SemiMemes: A Semi-supervised Learning Approach for Multimodal Memes Analysis
This addresses the problem of censoring harmful content on social media for platform moderators, but it is incremental as it builds on existing multimodal techniques.
The research tackled sentiment analysis of memes for content moderation by proposing a multimodal semi-supervised learning approach, which outperformed state-of-the-art models on two datasets, including the Hateful Memes dataset.
The prevalence of memes on social media has created the need to sentiment analyze their underlying meanings for censoring harmful content. Meme censoring systems by machine learning raise the need for a semi-supervised learning solution to take advantage of the large number of unlabeled memes available on the internet and make the annotation process less challenging.

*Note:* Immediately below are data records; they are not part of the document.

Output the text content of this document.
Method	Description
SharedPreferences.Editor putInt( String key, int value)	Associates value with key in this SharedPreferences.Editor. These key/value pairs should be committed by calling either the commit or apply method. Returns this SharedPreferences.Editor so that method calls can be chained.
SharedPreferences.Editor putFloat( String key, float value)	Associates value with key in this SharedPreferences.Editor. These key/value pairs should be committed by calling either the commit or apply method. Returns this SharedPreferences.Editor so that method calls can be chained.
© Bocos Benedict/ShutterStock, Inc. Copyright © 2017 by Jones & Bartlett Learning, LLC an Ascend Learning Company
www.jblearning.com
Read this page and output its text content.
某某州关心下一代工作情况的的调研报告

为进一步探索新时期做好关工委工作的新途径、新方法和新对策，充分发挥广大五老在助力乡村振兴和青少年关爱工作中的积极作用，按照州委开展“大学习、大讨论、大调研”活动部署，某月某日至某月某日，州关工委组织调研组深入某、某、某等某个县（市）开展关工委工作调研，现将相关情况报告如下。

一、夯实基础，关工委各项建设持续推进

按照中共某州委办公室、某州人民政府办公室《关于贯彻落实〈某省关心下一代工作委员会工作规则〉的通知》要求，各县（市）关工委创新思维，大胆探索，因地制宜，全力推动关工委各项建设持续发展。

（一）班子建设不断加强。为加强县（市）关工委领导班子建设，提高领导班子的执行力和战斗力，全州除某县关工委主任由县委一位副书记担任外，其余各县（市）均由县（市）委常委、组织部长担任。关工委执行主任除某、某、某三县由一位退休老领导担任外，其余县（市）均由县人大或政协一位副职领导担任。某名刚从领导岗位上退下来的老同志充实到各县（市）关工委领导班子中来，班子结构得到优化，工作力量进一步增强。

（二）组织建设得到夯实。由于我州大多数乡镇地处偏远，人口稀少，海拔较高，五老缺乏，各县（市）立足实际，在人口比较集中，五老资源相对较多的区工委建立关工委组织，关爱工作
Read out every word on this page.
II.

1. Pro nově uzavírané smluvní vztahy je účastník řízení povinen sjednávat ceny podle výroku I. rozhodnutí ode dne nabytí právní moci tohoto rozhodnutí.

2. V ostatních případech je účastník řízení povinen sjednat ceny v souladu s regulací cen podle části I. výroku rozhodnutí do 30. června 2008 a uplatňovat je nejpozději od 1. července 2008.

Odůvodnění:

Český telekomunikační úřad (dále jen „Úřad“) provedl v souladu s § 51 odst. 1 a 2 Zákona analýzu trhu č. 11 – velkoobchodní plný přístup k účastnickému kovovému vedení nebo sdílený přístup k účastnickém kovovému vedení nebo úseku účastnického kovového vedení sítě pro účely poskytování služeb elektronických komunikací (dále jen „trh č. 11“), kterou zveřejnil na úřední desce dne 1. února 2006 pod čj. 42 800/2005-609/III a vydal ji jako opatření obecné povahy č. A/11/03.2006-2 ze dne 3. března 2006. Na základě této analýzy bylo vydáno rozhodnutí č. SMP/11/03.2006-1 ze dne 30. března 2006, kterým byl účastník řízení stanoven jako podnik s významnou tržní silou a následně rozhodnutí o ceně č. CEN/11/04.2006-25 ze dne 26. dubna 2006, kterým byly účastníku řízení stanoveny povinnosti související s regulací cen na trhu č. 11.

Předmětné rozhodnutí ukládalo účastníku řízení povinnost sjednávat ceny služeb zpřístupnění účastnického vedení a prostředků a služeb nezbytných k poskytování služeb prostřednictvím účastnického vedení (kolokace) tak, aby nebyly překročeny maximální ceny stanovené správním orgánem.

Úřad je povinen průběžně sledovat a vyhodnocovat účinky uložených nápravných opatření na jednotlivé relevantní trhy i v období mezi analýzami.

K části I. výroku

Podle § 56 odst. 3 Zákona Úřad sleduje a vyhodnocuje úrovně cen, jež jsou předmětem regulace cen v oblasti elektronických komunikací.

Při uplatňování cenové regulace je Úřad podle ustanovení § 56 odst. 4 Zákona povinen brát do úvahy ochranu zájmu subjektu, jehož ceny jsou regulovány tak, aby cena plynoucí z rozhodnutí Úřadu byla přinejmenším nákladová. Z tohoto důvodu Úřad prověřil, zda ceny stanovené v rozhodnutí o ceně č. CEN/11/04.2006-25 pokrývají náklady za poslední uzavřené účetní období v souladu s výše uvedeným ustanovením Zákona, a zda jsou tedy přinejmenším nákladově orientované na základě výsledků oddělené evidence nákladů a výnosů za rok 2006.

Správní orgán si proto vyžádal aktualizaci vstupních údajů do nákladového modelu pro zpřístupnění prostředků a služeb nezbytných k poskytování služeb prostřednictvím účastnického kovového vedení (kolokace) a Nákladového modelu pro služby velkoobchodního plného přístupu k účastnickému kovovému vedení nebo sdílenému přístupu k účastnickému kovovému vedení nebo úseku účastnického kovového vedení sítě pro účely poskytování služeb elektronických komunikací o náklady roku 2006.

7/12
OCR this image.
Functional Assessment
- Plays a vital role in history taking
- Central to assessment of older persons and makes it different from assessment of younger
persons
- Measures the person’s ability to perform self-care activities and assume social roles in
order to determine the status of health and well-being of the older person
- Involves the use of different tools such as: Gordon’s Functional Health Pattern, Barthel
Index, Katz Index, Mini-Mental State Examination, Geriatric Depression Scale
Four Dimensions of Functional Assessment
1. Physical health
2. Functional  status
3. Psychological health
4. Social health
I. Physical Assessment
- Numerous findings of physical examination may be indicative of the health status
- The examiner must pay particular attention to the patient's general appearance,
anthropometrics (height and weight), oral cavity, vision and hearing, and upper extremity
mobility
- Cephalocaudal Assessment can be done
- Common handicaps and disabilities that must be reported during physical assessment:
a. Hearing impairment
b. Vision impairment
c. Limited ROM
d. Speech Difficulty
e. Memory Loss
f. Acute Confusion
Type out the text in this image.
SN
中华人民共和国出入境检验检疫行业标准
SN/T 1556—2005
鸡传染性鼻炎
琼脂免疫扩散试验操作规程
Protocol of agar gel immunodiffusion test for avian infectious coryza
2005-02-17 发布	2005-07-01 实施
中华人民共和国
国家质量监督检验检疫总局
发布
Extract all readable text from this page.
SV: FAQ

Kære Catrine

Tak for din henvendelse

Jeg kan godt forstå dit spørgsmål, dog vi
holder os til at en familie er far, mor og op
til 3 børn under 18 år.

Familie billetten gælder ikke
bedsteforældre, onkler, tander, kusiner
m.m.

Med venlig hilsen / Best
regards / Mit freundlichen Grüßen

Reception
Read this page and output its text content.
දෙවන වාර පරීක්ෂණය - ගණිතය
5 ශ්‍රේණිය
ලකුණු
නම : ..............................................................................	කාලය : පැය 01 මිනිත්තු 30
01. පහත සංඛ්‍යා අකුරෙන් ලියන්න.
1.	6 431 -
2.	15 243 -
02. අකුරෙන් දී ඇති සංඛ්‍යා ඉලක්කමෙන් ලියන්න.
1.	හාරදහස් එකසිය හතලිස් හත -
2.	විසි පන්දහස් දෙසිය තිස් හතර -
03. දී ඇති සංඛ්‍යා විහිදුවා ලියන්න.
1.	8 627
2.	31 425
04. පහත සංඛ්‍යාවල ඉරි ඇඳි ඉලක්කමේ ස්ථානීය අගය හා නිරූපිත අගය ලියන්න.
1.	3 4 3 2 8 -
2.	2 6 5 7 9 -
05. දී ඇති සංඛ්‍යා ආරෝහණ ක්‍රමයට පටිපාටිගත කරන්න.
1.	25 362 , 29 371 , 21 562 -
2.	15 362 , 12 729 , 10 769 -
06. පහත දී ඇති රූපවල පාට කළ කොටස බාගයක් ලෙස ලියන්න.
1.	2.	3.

Moreover, the approach needs to utilize multimodal data as memes' meanings usually come from both images and texts. This research proposes a multimodal semi-supervised learning approach that outperforms other multimodal semi-supervised learning and supervised learning state-of-the-art models on two datasets, the Multimedia Automatic Misogyny Identification and Hateful Memes dataset. Building on the insights gained from Contrastive Language-Image Pre-training, which is an effective multimodal learning technique, this research introduces SemiMemes, a novel training method that combines auto-encoder and classification task to make use of the resourceful unlabeled data.